L’Anses avait déjà identifié, dans une mise à jour de son avis sur la betterave, vingt-deux solutions alternatives aux néonicotinoïdes, mais elle précise qu’elles restent souvent insuffisantes utilisées seules. L’agence insiste sur une approche de lutte intégrée, combinant plusieurs leviers, et rappelle que toute substance doit être évaluée pour son efficacité et ses risques sanitaires et environnementaux avant autorisation. Autrement dit, le texte ouvre une porte politique, mais l’application concrète dépendra encore du travail scientifique et réglementaire.
Sur le terrain, cela veut dire que les grands acteurs structurés, capables d’absorber une mauvaise année ou d’investir dans d’autres techniques, ne sont pas touchés de la même façon que les petites exploitations spécialisées. Les betteraviers les plus exposés à la jaunisse virale voient dans la dérogation un filet de sécurité. Les apiculteurs, les défenseurs de la biodiversité et une partie des agriculteurs engagés dans l’agroécologie y voient, au contraire, un signal politique qui peut ralentir la sortie des intrants les plus contestés.
Le dossier est aussi un test de méthode. En France, l’acétamipride est devenu un symbole. Son retour, même encadré, remet au premier plan une question de fond : faut-il accepter une exception nationale quand l’Union européenne n’a pas encore tranché partout de la même manière ? Les partisans du texte répondent par la concurrence. Les opposants répondent par la santé publique et la protection du vivant.
La suite se jouera au Sénat, puis dans les décrets d’application
Le prochain jalon est politique, puis technique. Il faut d’abord le vote du Sénat sur le texte issu de la commission mixte paritaire, puis, si la loi est définitivement adoptée, la mise en musique par l’Anses et par les textes d’application. C’est là que se décidera le vrai périmètre de la dérogation : quelles cultures, quels usages, quelles durées et sous quelles conditions.

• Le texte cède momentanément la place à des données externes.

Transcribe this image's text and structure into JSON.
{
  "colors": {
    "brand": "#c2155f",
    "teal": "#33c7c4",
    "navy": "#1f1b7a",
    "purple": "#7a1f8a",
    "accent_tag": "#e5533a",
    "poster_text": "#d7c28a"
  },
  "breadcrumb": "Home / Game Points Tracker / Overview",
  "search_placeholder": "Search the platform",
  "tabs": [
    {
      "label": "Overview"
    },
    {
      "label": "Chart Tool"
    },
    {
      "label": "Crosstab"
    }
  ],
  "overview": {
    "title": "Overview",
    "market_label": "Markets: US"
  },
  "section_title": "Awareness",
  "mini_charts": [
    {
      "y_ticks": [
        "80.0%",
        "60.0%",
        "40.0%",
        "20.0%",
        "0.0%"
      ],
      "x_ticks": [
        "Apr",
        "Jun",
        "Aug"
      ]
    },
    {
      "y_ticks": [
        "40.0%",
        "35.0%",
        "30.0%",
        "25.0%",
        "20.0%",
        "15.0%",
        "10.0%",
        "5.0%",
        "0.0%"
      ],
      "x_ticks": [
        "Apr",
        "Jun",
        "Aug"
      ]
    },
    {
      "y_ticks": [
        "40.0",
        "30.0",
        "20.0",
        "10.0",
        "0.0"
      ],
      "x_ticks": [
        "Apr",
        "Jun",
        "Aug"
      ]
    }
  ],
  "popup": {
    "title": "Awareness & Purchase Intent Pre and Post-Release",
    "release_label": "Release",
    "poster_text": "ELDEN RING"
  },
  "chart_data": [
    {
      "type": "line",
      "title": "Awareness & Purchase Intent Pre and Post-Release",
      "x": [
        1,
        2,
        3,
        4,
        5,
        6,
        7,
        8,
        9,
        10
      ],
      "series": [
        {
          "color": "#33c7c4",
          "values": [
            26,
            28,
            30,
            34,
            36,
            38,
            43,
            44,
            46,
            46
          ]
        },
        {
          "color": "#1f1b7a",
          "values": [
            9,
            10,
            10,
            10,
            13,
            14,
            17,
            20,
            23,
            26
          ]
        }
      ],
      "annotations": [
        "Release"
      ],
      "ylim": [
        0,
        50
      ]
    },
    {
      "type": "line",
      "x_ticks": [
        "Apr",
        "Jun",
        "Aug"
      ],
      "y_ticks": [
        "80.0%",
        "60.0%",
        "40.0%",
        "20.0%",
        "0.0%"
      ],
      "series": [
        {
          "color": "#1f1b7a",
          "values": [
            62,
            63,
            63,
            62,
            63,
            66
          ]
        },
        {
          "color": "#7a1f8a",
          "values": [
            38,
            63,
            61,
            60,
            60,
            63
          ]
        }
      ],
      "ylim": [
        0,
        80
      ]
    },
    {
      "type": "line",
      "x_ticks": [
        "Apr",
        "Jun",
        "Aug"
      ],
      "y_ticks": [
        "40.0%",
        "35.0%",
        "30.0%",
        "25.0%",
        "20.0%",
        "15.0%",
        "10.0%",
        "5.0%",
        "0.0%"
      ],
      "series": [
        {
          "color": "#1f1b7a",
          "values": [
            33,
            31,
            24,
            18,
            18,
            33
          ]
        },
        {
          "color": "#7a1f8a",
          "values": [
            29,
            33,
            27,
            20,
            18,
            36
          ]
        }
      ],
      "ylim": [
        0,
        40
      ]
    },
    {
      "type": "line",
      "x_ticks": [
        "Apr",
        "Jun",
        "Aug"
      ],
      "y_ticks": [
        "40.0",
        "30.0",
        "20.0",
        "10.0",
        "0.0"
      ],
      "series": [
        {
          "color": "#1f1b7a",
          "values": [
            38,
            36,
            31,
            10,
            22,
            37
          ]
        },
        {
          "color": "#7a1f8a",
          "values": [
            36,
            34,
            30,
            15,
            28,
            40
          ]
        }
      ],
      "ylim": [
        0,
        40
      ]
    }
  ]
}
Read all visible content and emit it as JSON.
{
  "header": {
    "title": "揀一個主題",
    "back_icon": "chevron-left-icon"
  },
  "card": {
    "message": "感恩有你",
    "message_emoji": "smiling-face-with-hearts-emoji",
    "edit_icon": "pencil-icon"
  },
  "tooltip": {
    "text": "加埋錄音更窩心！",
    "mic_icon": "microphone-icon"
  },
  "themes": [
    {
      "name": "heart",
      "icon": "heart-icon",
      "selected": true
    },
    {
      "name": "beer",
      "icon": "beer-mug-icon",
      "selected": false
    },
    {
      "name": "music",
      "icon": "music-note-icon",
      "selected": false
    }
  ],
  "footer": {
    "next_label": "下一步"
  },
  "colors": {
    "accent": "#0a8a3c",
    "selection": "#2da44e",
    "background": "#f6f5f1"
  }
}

En parallèle, les opposants tenteront de déplacer le débat vers les alternatives, les contrôles aux frontières et les « mesures miroirs », c’est-à-dire des règles imposées aux importations pour éviter qu’un produit interdit en France entre quand même sur le marché. Les défenseurs du texte, eux, voudront montrer que l’urgence agricole justifie un outil temporaire. La ligne de fracture est désormais claire.
Dans les prochains jours, le vrai sujet ne sera donc pas seulement le vote. Ce sera la capacité du pouvoir politique à tenir ensemble deux exigences qui s’opposent souvent : protéger les récoltes maintenant, sans installer durablement dans le droit ce qui devait rester exceptionnel.